Of course, the thing is that how we feel when we DO wind up in that condition is probably far different than how we THINK we’d feel about it. Many men might think today that they’d rather be dead than confined to a bed, with a colostomy bag, for 7 years. But when they find themselves in that situation, they wind up clinging desperately to every ounce of life they can hold onto. We thus need to realize that what WE think we’d want in that person’s shoes is probably very different from what that person actually wants, today.
Elizabeth Scalia (aka The Anchoress) has a moving post at First Things about a man who visits his wife at the nursing home every day, even though she doesn’t remember him at all. Would that we all had the strength of character and depth of love that he has.
And God Bless all caretakers and all those who put aside their fears and squeamishness and selfishness to visit their friends and loved ones who need visiting.
Michael Reynolds said,
August 12, 2010 at 1:24 pm
None of us want to appear sick or weak to other people. We, and men especially, hide our weaknesses, carefully controlling the few people we allow to see them.
I think that’s right.
An incident a couple of days ago. My wife and I are entering a covered parking lot. A middle-aged guy, maybe my age, maybe a year or two older, trips, lands hard, blocks traffic.
My wife was driving and told me I should get out and help him. I didn’t. First because I’d seen it from the beginning and knew he had just tripped and would be up in 30 seconds. Second because I knew the last thing that guy wanted was to go through the rest of the day feeling like an old man who had to be helped up by me.
Had it been a kid or an elderly person, sure. But a contemporary, already feeling his age, already wondering how much longer he had to remain active and healthy? Nah.
amba12 said,
August 13, 2010 at 1:42 am
That’s a good example of what Pat said — when sparing yourself and sparing what you either know or imagine to be the feelings of another come together. In this case, Michael, you pretty well knew.
Men know, maybe, with a male knowing that goes back way before being human, that to reveal weakness invites being jumped and beaten by another male, younger or stronger or more desperate. I remember watching a herd of elephant seals in Baja. The young males were just waiting for the old guy to slip, then one of them was going to attack him and defeat him, drive him away and take over his harem.

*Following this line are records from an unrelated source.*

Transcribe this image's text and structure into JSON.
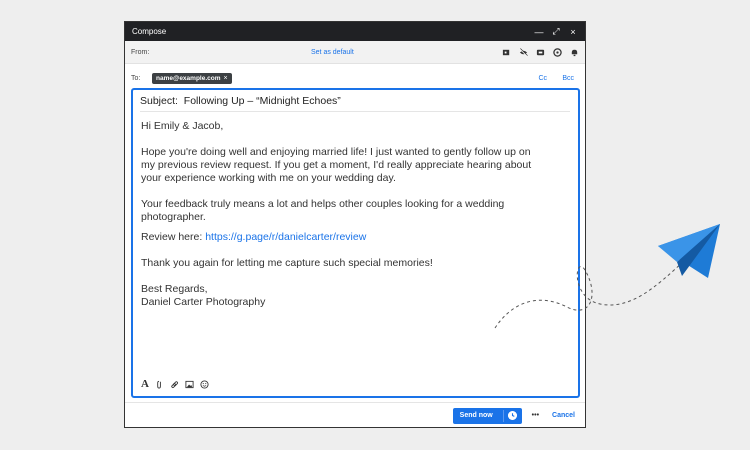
{
  "window": {
    "title": "Compose",
    "minimize_glyph": "—",
    "expand_glyph": "⤢",
    "close_glyph": "×"
  },
  "from": {
    "label": "From:",
    "set_default": "Set as default",
    "icons": [
      "tag-icon",
      "hide-icon",
      "archive-icon",
      "dashboard-icon",
      "bell-icon"
    ]
  },
  "to": {
    "label": "To:",
    "recipient": "name@example.com",
    "chip_close": "×",
    "cc": "Cc",
    "bcc": "Bcc"
  },
  "message": {
    "subject_label": "Subject:",
    "subject": "Following Up – “Midnight Echoes”",
    "greeting": "Hi Emily & Jacob,",
    "para1_line1": "Hope you're doing well and enjoying married life! I just wanted to gently follow up on",
    "para1_line2": "my previous review request. If you get a moment, I'd really appreciate hearing about",
    "para1_line3": "your experience working with me on your wedding day.",
    "para2_line1": "Your feedback truly means a lot and helps other couples looking for a wedding",
    "para2_line2": "photographer.",
    "review_label": "Review here:",
    "review_link": "https://g.page/r/danielcarter/review",
    "thanks": "Thank you again for letting me capture such special memories!",
    "signoff": "Best Regards,",
    "signature": "Daniel Carter Photography"
  },
  "toolbar": {
    "format_glyph": "A",
    "icons": [
      "text-format-icon",
      "attach-icon",
      "link-icon",
      "image-icon",
      "emoji-icon"
    ]
  },
  "footer": {
    "send_label": "Send now",
    "more": "•••",
    "cancel": "Cancel"
  },
  "colors": {
    "accent": "#1a73e8",
    "titlebar": "#202124",
    "plane": "#1e7bd6"
  }
}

Pat, you triggered so many thoughts about being young and being old and everything in between, the different perspectives, that I don’t know where to begin to express them. There is a bond between old people and children. Then sex and ambition kick in and drive, drive, drive us from 15 to 45 or 50. Old people and children have in common being largely free from those fevered drives. (Well, I can’t speak for old men.) It’s really a sort of wise and pleasant condition. You can see more than just that which you desire. Instead of being driven through life you’re sort of carried along by it, like a leaf on a stream. Life sort of loses its focus and point, and you miss that, at first. But then it turns out there is a point, which is just living. While you still can.